Диссиденты, которых так потом назвали, не сопротивлялись советской власти силой оружия. Во всяком случае, известные мне люди. Нет, они не думали брать власть и ничего для этого не делали. А только сопротивлялись, но внутренне. Но нравственно.
Павел Литвинов
Наша семья была необычной даже для советской элиты. Дед был главой семьи, и жили мы все вместе до самой его смерти (мне тогда было одиннадцать лет). У нас была, по московским параметрам того времени, роскошная квартира, мы получше питались благодаря какому-то специальному снабжению. Но все остальное было очень скромно, дед старался соблюдать стандарты старых большевиков. Воспитывали меня на русской литературе XIX века, которая построена на сочувствии маленькому человеку и направлена против государства как олицетворения безличной силы. Да и коммунистическая идеология тоже не такая простая штука. Мы привыкли к ее тоталитарной версии. Но ведь ее основой была социал-демократия, также основанная на сочувствии к бедным рабочим и крестьянам, на марксистском протесте против эксплуатации.

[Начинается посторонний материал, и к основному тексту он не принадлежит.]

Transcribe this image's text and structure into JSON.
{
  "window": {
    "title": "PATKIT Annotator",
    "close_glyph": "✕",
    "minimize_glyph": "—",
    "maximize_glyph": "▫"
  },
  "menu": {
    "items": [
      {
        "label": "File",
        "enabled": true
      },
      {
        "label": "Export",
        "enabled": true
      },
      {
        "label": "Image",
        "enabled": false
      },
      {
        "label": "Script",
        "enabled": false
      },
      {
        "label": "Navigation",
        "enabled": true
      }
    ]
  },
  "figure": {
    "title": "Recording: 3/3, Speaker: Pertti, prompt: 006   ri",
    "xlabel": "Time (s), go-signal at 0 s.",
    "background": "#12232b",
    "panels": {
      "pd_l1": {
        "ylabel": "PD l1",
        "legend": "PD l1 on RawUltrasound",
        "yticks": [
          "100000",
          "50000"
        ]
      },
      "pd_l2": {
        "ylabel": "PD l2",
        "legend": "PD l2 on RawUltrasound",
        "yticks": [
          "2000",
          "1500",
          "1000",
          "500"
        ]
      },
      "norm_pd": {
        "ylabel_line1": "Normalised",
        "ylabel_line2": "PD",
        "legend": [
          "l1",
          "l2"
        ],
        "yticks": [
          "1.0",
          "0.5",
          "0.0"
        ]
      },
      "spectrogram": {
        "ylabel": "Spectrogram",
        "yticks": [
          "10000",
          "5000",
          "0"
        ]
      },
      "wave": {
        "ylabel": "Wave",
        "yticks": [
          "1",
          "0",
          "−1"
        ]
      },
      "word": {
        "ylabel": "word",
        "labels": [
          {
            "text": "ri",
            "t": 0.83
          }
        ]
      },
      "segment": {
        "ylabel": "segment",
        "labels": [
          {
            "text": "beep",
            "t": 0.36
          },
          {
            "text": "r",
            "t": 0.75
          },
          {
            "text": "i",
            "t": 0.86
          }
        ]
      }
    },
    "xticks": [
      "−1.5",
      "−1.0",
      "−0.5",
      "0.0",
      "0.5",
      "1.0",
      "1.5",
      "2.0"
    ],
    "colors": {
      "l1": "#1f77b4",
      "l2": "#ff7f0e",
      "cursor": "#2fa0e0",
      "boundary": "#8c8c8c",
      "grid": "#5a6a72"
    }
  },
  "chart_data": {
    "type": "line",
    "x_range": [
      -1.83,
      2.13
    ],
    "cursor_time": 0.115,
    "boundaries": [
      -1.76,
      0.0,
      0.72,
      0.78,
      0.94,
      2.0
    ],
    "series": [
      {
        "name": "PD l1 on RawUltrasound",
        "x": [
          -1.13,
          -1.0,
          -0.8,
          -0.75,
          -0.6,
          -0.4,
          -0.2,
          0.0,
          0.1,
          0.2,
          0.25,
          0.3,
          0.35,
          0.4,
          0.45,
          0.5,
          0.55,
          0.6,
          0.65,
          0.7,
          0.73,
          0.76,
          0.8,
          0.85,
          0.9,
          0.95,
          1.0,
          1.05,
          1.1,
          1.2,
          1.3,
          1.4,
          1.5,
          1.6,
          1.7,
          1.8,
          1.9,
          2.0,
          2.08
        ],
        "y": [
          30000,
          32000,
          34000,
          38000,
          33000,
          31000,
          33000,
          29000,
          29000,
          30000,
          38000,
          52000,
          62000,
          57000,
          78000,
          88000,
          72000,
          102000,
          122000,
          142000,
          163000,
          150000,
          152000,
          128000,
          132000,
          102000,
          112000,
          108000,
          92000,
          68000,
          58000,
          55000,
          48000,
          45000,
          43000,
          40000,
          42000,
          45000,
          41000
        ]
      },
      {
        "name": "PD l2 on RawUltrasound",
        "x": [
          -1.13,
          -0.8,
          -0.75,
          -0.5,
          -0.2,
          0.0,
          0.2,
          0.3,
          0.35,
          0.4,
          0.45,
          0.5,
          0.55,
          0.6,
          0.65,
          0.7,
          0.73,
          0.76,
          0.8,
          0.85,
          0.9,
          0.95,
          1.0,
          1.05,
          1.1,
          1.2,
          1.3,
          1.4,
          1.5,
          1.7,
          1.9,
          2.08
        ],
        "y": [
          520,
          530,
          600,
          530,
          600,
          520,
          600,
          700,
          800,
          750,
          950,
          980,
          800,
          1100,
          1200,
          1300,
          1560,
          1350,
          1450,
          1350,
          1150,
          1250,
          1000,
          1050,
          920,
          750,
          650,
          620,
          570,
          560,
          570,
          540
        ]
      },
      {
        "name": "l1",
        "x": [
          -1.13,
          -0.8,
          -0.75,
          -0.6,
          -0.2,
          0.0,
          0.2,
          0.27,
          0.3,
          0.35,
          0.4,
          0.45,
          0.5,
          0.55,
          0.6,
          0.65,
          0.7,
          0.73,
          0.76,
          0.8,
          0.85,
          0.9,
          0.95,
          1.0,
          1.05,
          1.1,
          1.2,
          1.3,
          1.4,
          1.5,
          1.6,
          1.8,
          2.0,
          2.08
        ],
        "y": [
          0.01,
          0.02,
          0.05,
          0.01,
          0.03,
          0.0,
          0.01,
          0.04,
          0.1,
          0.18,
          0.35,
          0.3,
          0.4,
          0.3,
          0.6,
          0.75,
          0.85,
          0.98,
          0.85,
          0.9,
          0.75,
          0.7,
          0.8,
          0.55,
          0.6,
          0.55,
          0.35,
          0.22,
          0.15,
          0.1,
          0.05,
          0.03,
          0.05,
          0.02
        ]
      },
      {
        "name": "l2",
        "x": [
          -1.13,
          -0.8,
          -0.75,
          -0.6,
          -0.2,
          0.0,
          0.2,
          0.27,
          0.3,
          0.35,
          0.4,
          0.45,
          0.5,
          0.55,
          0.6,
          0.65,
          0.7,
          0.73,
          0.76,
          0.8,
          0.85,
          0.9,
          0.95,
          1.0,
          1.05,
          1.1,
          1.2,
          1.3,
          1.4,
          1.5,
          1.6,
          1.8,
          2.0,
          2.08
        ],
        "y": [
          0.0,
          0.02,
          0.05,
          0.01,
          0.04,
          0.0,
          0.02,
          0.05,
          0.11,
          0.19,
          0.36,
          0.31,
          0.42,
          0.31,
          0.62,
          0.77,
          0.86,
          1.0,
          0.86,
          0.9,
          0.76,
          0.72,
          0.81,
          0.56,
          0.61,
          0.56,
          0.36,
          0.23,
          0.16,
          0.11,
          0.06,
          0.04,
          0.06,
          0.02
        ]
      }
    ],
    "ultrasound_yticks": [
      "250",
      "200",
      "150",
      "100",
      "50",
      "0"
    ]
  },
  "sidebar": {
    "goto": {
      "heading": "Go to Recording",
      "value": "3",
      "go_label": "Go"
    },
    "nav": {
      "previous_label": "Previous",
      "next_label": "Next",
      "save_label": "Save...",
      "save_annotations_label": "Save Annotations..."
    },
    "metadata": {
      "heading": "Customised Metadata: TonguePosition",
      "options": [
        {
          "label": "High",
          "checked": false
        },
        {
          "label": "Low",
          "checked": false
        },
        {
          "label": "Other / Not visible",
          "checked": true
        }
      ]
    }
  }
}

К тому, что происходило вокруг, все, включая деда, относились так или иначе отрицательно. Со мной своими сомнениями насчет советского режима он не делился, это они с родителями обсуждали. Что не мешало мне читать газету «Пионерская правда» и верить в описываемое ею прекрасное социалистическое будущее нашей страны. Поэтому когда на улице я встречал бедных людей и побирающихся инвалидов войны, во мне закипало возмущение. Или когда мы ездили на лыжах кататься под Москву на станцию Турист и видели эти беднейшие села, в которых мы останавливались. И тем более когда мы добирались до Осташкова на Селигере, где все было еще хуже — люди жили без электричества. Я не готов был признать, что при советской власти такое возможно. С одной стороны, во мне зарождался протест, а с другой — сохранялась вера в идеалы. Вот из этого внутреннего противоречия, наверное, и выросло мое диссидентское будущее.

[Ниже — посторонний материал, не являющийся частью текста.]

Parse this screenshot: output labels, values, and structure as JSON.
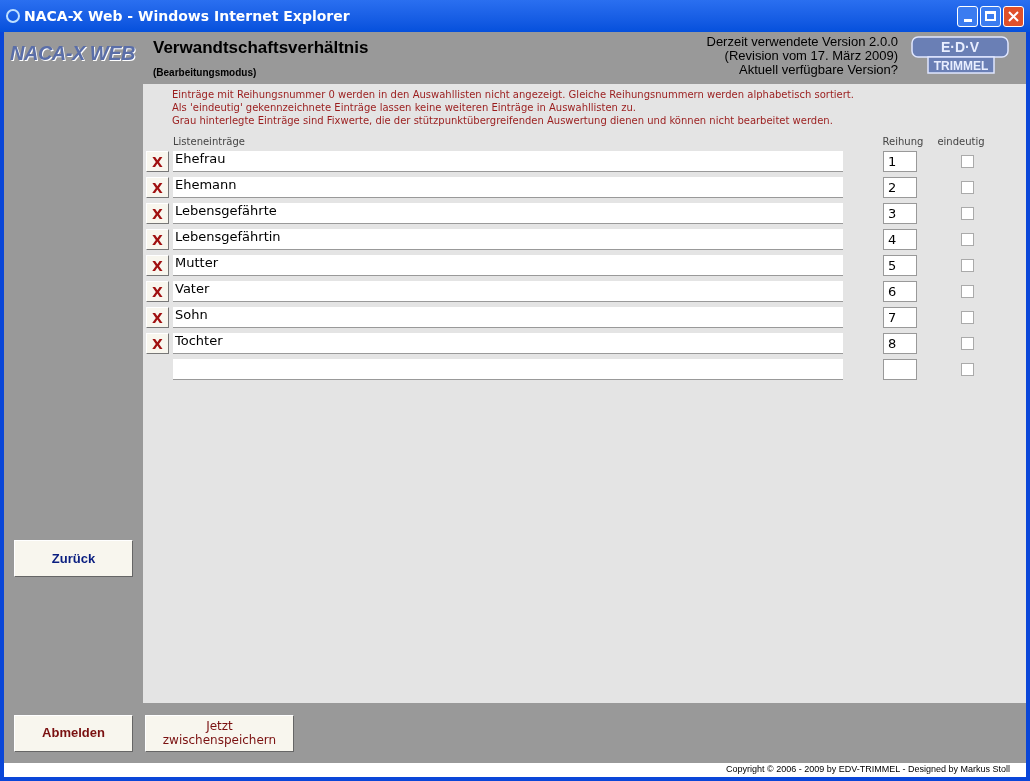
{
  "window": {
    "title": "NACA-X Web - Windows Internet Explorer"
  },
  "header": {
    "logo": "NACA-X WEB",
    "title": "Verwandtschaftsverhältnis",
    "subtitle": "(Bearbeitungsmodus)",
    "version_lines": [
      "Derzeit verwendete Version 2.0.0",
      "(Revision vom 17. März 2009)",
      "Aktuell verfügbare Version?"
    ],
    "company_logo": {
      "top": "E·D·V",
      "bottom": "TRIMMEL"
    }
  },
  "notes": [
    "Einträge mit Reihungsnummer 0 werden in den Auswahllisten nicht angezeigt. Gleiche Reihungsnummern werden alphabetisch sortiert.",
    "Als 'eindeutig' gekennzeichnete Einträge lassen keine weiteren Einträge in Auswahllisten zu.",
    "Grau hinterlegte Einträge sind Fixwerte, die der stützpunktübergreifenden Auswertung dienen und können nicht bearbeitet werden."
  ],
  "table": {
    "columns": [
      "Listeneinträge",
      "Reihung",
      "eindeutig"
    ],
    "rows": [
      {
        "delete": "X",
        "entry": "Ehefrau",
        "rank": "1",
        "unique": false
      },
      {
        "delete": "X",
        "entry": "Ehemann",
        "rank": "2",
        "unique": false
      },
      {
        "delete": "X",
        "entry": "Lebensgefährte",
        "rank": "3",
        "unique": false
      },
      {
        "delete": "X",
        "entry": "Lebensgefährtin",
        "rank": "4",
        "unique": false
      },
      {
        "delete": "X",
        "entry": "Mutter",
        "rank": "5",
        "unique": false
      },
      {
        "delete": "X",
        "entry": "Vater",
        "rank": "6",
        "unique": false
      },
      {
        "delete": "X",
        "entry": "Sohn",
        "rank": "7",
        "unique": false
      },
      {
        "delete": "X",
        "entry": "Tochter",
        "rank": "8",
        "unique": false
      },
      {
        "unique": false
      }
    ]
  },
  "buttons": {
    "back": "Zurück",
    "logout": "Abmelden",
    "save": "Jetzt zwischenspeichern"
  },
  "footer": "Copyright © 2006 - 2009 by EDV-TRIMMEL - Designed by Markus Stoll"
}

Когда умер Сталин, я плакал. После ХХ съезда я радовался, что возвращается марксизм и ленинские нормы партийной жизни. А потом, причем довольно быстро, вслед за Сталиным ушел из моей картины мира и Ленин; я стал, можно сказать, антикоммунистом. Хотя это слово никогда не любил и не употреблял.
Я все больше читал — и все больше узнавал. Появился доклад Хрущева, который мы не читали, но пересказывали друг другу. Потом был журнал «Новый мир», поэма Твардовского «Теркин на том свете». Немного позже появился «По ком звонит колокол» Хемингуэя, который еще не опубликовали, но уже перевели. Моя тетка, Татьяна Максимовна, была художником и переводчиком, поэтому у меня был доступ ко многим текстам.

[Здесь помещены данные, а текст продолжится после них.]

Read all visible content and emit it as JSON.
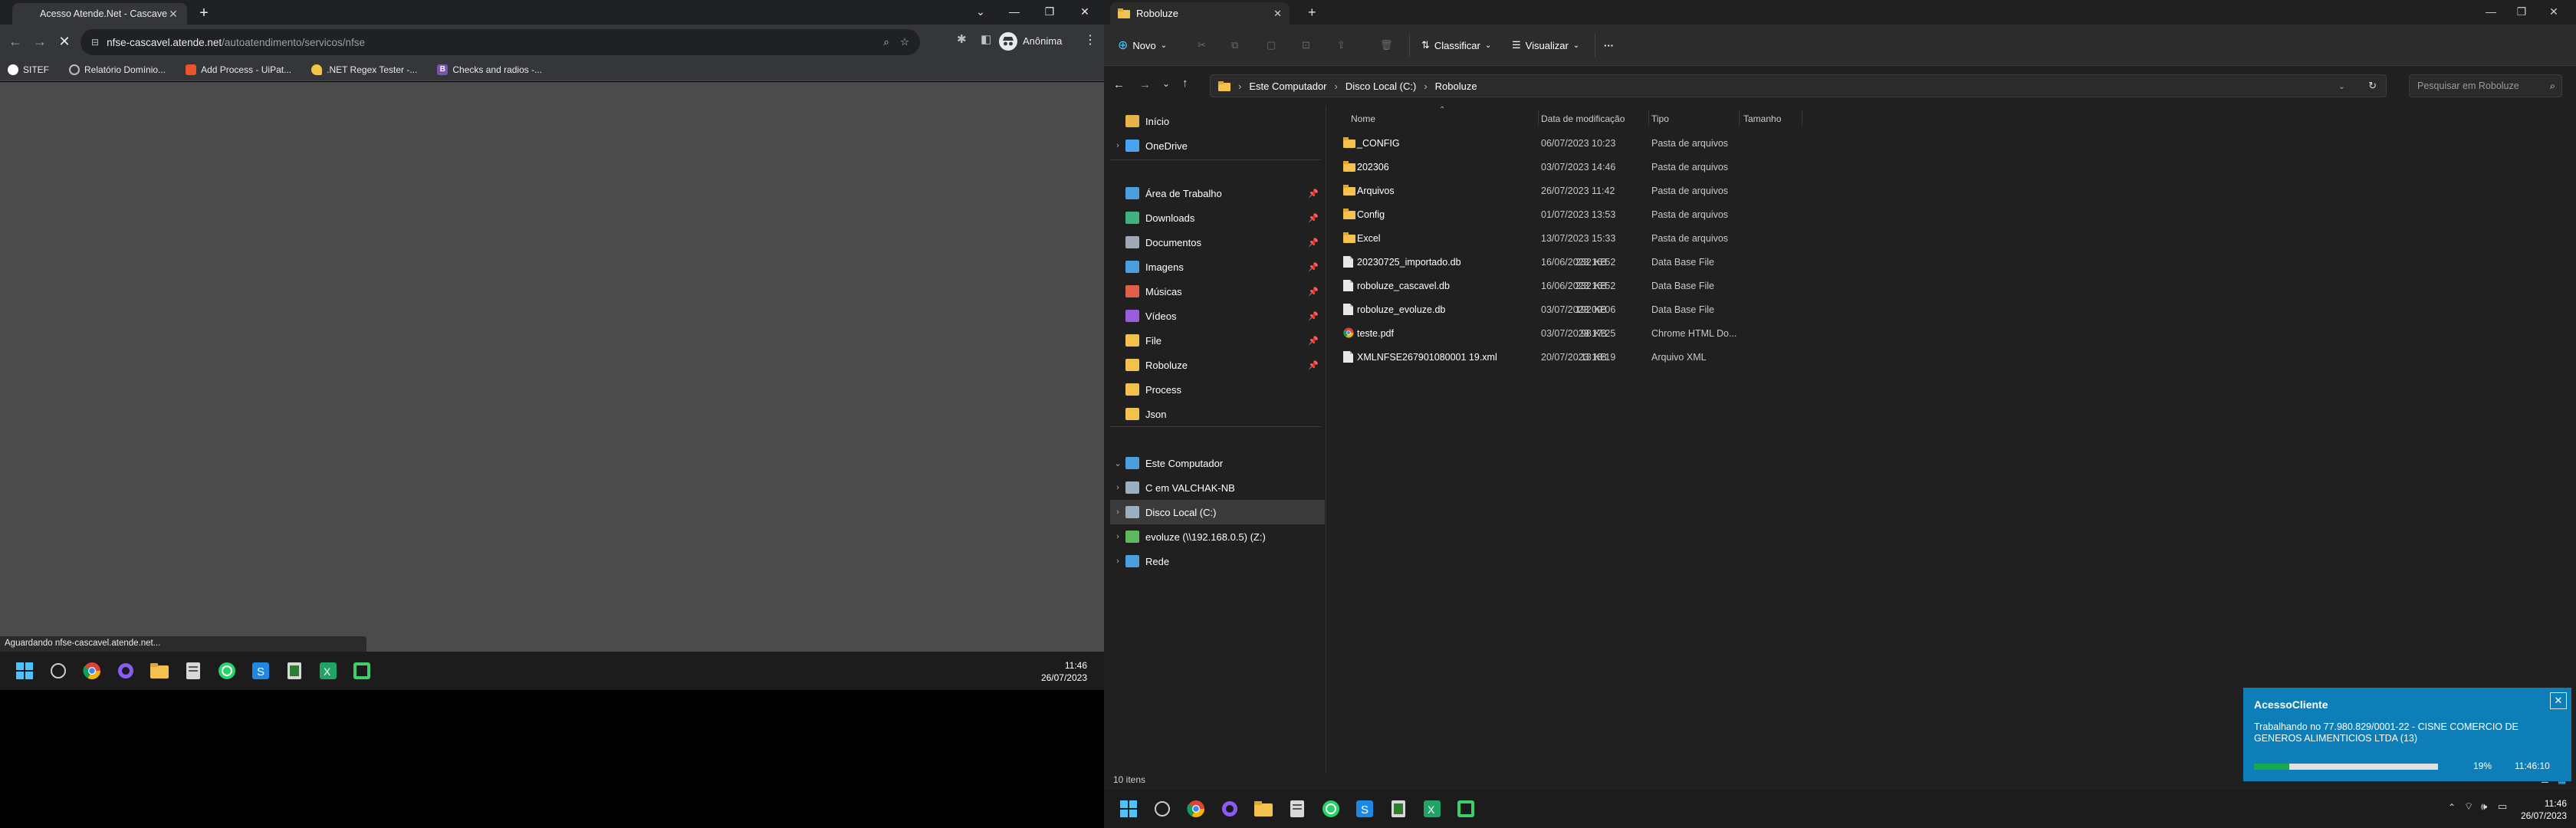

Конечно, мы говорили о советской власти, но не прямо. Например, слово «цензура» не упоминалось, но было понятно, что зажимают рот и не печатают, что где-то там есть такой орган Главлит, который решает, что хорошо, что плохо. А я верил, что печатать надо все и разрешать надо любые дискуссии.
В 1956-м мы с приятелем задумали сделать марксистский кружок, чтобы серьезно изучать Маркса и Ленина. А потом произошло вторжение в Венгрию, которое стало для нас большим шоком. Мы надеялись, что Хрущев достаточно изменил Советский Союз, но оказалось, что это не так. А когда я узнал про расстрел Имре Надя (у нас в газетах это появилось только спустя какое-то время), то осознал наконец, насколько мне отвратителен этот режим. Но вывод я сделал робкий: всюду плохо, Советский Союз очень плохой, но и Америка не лучше. Поэтому надо жить своей частной жизнью, заниматься наукой. Я увлекся физикой, стал еще больше читать. Любые протесты казались мне тогда бессмысленными.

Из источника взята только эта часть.